- Melbourne, Victoria Australia

Information
- Established: February 1971
- Closed: March 1987
- Forms: 1-2 (1971-1975); 1-6 (1975-1986); 1-4 (1986-1987);

= ERA School =

Secondary school in Melbourne, 1971–1987

The ERA School was a co-educational secondary school that opened in Melbourne in February 1971. The school was regarded as providing an 'alternative’ education curriculum. Attendance at lessons was not mandatory, and students could select their own study program. The school was loosely based on the Summerhill School in England that was founded by A.S. Neill. ERA was an acronym for 'Education Reform Association'.

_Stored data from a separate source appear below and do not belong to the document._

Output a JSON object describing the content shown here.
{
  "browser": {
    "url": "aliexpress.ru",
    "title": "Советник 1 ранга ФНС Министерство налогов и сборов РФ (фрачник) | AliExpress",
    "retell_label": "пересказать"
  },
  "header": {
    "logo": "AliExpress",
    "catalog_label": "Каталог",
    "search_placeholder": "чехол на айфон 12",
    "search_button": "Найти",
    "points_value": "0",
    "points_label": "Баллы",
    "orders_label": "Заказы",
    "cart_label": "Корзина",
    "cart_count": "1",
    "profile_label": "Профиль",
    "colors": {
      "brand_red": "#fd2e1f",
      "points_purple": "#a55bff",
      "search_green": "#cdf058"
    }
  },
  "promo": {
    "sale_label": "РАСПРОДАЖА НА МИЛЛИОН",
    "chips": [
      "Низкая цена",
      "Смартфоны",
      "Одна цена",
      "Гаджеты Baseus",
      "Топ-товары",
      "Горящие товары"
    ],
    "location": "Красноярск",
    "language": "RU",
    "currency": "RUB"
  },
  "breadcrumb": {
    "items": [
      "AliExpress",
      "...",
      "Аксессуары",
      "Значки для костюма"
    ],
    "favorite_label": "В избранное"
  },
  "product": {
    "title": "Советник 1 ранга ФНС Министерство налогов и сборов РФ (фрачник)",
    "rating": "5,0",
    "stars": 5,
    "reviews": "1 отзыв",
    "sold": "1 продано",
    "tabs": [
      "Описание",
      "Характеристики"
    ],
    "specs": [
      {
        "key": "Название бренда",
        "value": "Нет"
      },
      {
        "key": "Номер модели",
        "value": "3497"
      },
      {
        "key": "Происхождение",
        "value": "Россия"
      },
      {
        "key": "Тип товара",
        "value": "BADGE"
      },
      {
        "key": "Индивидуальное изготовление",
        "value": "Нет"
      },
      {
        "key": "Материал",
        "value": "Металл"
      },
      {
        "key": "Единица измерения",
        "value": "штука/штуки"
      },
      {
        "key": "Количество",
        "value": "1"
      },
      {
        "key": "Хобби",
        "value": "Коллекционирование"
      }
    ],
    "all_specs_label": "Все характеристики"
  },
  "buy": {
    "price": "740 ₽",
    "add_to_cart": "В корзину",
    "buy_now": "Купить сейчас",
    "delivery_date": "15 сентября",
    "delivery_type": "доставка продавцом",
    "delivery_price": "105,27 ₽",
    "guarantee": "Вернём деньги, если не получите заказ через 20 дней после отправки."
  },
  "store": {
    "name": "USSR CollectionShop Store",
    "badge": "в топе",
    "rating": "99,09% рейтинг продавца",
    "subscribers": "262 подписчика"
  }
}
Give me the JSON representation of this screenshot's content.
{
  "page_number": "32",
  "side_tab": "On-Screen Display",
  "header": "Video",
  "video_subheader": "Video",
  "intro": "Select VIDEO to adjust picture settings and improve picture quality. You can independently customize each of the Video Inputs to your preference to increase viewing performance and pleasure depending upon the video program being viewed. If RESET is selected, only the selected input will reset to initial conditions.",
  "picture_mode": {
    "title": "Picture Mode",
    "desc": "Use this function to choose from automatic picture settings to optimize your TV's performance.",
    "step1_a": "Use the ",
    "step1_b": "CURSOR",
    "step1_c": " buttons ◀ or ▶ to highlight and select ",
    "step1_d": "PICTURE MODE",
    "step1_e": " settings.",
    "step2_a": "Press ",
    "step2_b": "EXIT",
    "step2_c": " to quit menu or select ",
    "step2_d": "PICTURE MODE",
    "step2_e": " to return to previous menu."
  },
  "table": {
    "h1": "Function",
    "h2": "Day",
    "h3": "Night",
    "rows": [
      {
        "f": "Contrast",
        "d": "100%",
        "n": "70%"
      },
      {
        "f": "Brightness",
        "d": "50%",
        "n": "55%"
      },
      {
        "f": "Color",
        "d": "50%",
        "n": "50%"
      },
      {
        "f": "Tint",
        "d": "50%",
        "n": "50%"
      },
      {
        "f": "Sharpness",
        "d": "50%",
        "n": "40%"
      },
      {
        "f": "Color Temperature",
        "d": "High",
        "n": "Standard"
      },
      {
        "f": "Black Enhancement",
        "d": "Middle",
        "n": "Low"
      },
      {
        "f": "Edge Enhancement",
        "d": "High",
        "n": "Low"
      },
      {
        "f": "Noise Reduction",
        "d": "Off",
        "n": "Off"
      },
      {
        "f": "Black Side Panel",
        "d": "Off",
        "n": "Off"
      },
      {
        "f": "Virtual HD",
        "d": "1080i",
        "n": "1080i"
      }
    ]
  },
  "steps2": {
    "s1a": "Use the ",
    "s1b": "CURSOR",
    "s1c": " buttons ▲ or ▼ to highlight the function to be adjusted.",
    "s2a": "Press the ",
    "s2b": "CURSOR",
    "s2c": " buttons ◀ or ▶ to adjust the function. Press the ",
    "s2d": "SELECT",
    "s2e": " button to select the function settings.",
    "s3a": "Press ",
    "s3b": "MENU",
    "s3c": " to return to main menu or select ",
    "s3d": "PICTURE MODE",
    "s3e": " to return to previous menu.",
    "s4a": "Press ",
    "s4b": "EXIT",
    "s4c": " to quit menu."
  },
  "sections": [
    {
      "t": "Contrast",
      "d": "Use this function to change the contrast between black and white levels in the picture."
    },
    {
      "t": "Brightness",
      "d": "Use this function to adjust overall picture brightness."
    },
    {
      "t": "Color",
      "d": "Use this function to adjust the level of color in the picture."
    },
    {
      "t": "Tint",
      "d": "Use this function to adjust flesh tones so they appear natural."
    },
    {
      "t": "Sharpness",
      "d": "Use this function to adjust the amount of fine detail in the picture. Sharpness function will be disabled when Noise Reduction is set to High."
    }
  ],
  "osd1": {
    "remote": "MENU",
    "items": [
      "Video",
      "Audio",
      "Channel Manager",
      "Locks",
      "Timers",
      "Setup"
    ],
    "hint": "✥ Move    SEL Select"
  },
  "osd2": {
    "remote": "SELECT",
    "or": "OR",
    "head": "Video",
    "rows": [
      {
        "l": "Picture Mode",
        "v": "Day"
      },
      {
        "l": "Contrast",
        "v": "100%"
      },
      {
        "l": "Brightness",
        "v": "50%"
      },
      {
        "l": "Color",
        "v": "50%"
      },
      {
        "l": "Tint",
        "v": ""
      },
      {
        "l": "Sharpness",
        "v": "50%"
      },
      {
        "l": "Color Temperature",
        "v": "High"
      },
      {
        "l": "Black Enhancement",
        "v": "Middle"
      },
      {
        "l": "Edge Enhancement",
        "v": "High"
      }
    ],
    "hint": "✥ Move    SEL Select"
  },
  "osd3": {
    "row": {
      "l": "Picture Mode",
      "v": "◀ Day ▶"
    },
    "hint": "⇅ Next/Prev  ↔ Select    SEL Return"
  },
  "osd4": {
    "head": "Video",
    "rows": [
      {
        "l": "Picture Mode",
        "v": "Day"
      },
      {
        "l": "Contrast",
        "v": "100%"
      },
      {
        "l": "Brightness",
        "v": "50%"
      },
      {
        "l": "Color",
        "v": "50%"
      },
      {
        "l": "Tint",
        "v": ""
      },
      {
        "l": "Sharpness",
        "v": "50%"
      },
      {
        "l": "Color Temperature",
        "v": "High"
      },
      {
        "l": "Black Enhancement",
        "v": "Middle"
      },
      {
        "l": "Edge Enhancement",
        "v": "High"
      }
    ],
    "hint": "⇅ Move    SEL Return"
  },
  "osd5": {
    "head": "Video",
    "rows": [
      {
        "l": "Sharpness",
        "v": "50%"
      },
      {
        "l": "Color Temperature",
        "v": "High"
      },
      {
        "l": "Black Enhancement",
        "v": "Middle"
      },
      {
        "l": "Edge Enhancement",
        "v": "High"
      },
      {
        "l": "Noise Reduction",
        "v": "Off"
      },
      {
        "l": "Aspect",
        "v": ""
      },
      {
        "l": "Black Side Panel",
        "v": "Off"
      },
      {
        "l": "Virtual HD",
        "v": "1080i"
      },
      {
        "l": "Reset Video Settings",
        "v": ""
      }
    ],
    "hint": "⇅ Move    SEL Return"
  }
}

Students were able to wear casual clothes; there was no uniform. Students were allocated to “home groups” which were convened by specific teachers.
The school was governed by a council, and there were occasional “general meetings” involving staff, students and parents to discuss school matters.

==History==
- The school opened 1971 in the 'White House', a large weatherboard building next to an oval at Warrandyte, catering initially to forms one and two only.
- The school moved to purpose-built buildings at a new site in Donvale in 1972 surrounded by native bush. At the time, some working orchards were adjacent, and there was no residential housing nearby.
- By 1975, the school offered secondary education for forms one to six. The Era Primary School was also established, co-located with secondary school.
- By 1986, declining student enrolment resulted in forms five and six being discontinued.
- In late March 1987, the school was forced to close for financial reasons.

In 2006, the site is still in use for educational purposes by Carey Baptist Grammar School, but the only remaining evidence of the school is the "Era Court" street name at the location of the school.